Clicking the button takes you to Share the container view, in which the user needs to specify the project/projects the bucket is going to be shared with and what rights to give:

  • select Grant read permission if you want your colleagues to be able to see the files and folder inside the bucket and download them

  • select also Grant write permissions if you want your colleague to be able to add files and folders to the shared bucket. If you select only this option, your colleague or collaborator will be only able to add files to the bucket but not be able to see its content.

  • in Project Identifiers to share with add the SD Connect Project Identifier of the project you want to share the bucket with

  • Next click on Share

At this point, the user interface will redirect you to the Shared page, and the bucket will be listed under Shared from project. Here you will be able to interrupt the sharing by clicking on Revoke bucket access.

sd-connect-6

SD-Connec-7

sd-connect-8

Data download and decryption

You can easily download entire buckets or single encrypted files from the SD Connect Browser page by clicking on download.

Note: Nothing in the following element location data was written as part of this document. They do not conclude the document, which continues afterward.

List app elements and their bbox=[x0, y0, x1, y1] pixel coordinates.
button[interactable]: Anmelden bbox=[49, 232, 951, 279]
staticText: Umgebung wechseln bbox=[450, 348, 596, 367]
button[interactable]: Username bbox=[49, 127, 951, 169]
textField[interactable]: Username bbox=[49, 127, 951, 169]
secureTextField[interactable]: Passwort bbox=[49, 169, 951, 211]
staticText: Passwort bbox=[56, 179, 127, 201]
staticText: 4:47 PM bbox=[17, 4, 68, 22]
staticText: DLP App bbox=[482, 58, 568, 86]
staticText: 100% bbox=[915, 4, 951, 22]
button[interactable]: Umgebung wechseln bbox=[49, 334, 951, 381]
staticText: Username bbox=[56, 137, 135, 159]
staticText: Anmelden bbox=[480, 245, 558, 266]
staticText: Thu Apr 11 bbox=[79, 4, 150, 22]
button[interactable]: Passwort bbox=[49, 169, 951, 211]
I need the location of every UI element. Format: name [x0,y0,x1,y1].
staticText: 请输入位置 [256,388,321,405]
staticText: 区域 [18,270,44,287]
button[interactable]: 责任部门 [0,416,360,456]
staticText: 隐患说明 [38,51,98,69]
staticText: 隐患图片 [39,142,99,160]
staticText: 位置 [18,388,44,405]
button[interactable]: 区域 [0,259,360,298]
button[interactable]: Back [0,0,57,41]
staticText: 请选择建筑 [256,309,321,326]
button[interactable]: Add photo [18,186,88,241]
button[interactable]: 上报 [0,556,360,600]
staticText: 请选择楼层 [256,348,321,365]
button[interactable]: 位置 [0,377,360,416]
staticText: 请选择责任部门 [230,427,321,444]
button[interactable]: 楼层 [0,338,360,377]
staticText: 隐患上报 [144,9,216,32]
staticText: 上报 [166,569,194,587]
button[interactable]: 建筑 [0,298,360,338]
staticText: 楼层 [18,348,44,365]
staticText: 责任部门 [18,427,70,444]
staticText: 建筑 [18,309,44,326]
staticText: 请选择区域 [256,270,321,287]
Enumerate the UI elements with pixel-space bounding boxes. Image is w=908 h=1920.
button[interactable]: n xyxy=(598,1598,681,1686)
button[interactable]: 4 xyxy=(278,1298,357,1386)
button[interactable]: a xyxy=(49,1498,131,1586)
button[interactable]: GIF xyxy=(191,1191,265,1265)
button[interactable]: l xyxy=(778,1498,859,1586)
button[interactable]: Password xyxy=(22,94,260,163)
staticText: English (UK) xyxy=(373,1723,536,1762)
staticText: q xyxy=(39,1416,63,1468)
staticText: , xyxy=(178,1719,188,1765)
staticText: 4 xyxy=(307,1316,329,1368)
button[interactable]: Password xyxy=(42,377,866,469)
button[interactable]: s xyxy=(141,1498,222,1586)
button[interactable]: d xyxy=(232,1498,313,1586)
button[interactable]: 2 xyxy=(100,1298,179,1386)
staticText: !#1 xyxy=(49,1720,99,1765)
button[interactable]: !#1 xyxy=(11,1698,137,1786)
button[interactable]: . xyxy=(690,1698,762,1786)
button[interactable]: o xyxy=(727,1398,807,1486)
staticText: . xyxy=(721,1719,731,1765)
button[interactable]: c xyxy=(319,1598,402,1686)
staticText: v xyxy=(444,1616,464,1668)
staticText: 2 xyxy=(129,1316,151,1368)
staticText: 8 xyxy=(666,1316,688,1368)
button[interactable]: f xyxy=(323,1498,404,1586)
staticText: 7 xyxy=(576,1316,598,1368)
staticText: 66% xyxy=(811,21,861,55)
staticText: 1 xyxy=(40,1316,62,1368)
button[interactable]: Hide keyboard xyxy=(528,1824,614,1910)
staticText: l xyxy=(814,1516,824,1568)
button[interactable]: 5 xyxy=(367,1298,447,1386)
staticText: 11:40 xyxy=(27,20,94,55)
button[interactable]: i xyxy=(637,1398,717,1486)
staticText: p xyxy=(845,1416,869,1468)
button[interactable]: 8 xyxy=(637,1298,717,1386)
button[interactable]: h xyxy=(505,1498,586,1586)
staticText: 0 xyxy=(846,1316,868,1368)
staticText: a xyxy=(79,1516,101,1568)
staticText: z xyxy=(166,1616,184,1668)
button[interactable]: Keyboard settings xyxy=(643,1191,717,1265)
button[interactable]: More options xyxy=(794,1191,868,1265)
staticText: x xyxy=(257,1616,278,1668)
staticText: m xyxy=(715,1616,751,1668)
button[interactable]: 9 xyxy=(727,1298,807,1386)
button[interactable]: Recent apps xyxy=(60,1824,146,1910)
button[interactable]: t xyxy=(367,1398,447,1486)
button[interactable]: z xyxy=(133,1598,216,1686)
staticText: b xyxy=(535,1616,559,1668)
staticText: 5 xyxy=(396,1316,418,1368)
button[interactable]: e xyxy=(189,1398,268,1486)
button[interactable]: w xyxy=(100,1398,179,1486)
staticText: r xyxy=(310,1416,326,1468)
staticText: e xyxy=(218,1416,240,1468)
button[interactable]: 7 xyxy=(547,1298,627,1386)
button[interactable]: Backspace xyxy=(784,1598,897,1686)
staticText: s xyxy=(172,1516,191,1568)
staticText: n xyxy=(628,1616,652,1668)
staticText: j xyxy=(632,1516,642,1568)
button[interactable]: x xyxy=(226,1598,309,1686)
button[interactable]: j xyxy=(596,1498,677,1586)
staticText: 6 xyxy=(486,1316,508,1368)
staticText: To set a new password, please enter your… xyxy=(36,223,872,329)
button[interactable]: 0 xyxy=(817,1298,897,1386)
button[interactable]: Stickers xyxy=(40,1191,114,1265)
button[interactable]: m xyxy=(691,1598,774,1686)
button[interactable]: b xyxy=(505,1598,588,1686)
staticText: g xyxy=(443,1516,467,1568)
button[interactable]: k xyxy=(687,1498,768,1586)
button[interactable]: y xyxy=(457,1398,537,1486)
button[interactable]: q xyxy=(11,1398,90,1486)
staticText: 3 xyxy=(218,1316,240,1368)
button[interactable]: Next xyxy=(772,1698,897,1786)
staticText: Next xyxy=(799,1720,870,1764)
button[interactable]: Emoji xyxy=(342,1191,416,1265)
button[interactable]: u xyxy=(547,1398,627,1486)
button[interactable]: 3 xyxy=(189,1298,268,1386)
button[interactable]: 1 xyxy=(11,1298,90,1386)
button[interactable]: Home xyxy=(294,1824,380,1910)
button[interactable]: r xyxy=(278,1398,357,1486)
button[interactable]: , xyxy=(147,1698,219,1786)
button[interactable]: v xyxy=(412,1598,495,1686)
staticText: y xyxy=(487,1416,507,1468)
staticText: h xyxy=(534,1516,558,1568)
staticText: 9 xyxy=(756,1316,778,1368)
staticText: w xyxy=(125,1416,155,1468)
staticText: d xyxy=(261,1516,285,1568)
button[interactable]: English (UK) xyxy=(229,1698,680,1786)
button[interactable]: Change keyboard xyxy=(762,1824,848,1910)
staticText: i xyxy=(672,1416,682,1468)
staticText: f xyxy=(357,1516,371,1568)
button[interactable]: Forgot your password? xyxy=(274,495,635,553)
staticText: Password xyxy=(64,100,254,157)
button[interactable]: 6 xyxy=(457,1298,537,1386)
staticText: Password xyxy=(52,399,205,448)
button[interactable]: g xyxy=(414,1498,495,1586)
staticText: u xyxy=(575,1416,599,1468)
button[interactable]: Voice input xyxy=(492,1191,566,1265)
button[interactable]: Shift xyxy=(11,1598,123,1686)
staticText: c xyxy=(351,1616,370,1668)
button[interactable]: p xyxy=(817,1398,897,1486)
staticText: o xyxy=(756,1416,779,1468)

After download, you can decrypt the data using the Crypt4GH application and your secret encryption key. Unfortunately, it is currently not possible not to decrypt more than one file at a time. However, we are working on adding this option and integrating it with the SD Connect user interface.

1- Open the Crypt4GH application and click on load Your Private Key.

2- Click on Select File and upload the file you want to decrypt.

3- Click on Open.

4- Next, click on Decrypt File.

5-The tool will ask you to write the secret key's password, press ok. Then, the file will be decrypted in the same location as the original file.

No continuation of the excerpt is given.